What I'm saying is that if you were to use some relatively rare feature unsupported by edge, then you would be expected to test and provide support for that yourself, via the modern bundle.

since "modern" and "legacy" aren't set in stone. They evolve and change.

all browsers and versions released for a few years now will work with the modern bundle, so it's set in stone. legacy browsers aren't receiving updates, so those too are set in stone.

I understand what you're saying but I'm (poorly) trying to explain that legacy and modern aren't there to help you support differences across various browsers. they're there as a safeguard so that you can support dead, obsolete browsers, sadly still in use in small amounts, which have been abandoned (set in stone). For everything else, there's transpilation.

If you had a concrete example (platform + version) of a browser being served the wrong bundle, then this is something that could probably be looked into, but I don't know of any?

arggh commented 4 years ago

Here is a good writeup on how Meteor implemented differential bundling: https://blog.meteor.com/meteor-1-7-and-the-evergreen-dream-a8c1270b0901

The krux (as I seet it) is this: both frameworks ship two bundles, legacy and modern.
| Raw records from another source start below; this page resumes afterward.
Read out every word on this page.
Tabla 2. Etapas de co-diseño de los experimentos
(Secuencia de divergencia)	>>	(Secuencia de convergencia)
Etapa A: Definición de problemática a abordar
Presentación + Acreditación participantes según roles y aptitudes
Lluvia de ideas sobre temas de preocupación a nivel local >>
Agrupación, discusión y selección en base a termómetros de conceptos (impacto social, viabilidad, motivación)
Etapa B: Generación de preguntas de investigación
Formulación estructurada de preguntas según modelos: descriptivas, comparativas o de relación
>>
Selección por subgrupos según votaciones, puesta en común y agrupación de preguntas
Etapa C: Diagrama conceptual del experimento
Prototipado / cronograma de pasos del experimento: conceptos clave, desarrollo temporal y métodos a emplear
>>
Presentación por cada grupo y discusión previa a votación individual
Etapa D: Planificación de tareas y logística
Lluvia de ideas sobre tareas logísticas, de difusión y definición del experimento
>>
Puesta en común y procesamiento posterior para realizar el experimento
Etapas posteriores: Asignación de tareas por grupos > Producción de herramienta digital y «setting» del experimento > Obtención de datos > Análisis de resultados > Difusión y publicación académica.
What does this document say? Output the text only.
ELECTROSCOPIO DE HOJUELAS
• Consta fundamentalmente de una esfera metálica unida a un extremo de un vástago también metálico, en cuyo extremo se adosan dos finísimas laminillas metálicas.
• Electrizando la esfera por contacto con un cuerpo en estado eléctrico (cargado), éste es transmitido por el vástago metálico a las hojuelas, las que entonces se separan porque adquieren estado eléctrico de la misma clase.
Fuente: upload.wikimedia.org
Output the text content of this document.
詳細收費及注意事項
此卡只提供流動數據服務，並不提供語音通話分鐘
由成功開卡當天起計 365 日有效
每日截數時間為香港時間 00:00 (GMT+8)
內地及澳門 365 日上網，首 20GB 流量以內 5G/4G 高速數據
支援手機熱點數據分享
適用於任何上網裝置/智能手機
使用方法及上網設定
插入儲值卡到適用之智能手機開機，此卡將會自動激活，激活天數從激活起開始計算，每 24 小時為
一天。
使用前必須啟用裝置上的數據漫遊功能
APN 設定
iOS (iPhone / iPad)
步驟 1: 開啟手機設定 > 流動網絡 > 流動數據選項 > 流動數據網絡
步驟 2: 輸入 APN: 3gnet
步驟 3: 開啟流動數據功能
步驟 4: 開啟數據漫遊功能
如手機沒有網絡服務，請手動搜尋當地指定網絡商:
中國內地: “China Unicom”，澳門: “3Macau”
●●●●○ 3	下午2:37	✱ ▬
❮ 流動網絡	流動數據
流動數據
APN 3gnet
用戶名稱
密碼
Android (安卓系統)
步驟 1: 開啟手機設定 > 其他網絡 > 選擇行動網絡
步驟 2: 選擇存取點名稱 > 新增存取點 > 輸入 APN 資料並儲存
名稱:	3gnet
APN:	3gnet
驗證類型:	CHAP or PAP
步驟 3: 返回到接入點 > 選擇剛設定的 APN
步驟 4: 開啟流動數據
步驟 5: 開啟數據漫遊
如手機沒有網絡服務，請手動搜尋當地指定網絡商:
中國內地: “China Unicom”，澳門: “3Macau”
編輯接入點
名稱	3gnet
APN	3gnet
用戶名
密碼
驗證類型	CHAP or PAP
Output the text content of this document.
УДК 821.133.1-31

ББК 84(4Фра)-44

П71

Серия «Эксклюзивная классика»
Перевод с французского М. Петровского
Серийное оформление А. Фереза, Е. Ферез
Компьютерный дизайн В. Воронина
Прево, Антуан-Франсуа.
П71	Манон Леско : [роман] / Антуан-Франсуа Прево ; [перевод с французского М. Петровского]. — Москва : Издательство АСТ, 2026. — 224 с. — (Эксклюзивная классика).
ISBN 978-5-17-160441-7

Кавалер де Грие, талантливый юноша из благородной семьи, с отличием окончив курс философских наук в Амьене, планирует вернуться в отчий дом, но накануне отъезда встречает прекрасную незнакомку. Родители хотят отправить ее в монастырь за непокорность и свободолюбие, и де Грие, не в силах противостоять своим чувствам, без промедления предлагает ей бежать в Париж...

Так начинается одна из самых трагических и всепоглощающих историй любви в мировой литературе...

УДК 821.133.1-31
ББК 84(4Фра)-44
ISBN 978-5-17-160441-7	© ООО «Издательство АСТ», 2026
Given that the app uses spread syntax, only the app built with Meteor will actually work out of the box on the Edge browser used in the screenshot. The one built with Sapper will not work.

Therefore, Sapper's solution is inferior to Meteor's solution and can be improved to become equal or better than Meteor's solution.

antony commented 4 years ago

I'll have a read when I have a spare minute, but understand that the goal of Svelte/Sapper is to compile for modern browsers, and make backwards-compatibility available if required. Transpiling for old Edge out of the box was never the intention.

I do like what I can see of the meteor approach, and I will agree that Sapper's differential bundling isn't as nice as that, and maybe it would be a nice feature, so feel free to raise a new issue so we can discuss approaches for that, but the first line of this ticket is "differential bundling feature fails to deliver the correct bundles for some browsers" and that simply isn't true. It delivers the correct bundles for the correct browsers - which is why I believe it should be closed.

arggh commented 4 years ago

It delivers the correct bundles for the correct browsers

We have to agree to disagree!

  1. Spread syntax can be transpiled away by Babel.
  2. Sapper transpiles the legacy bundle with Babel.

    <--- room for improvement

  3. Sapper delivers the modern bundle for a browser that doesn't support spread syntax.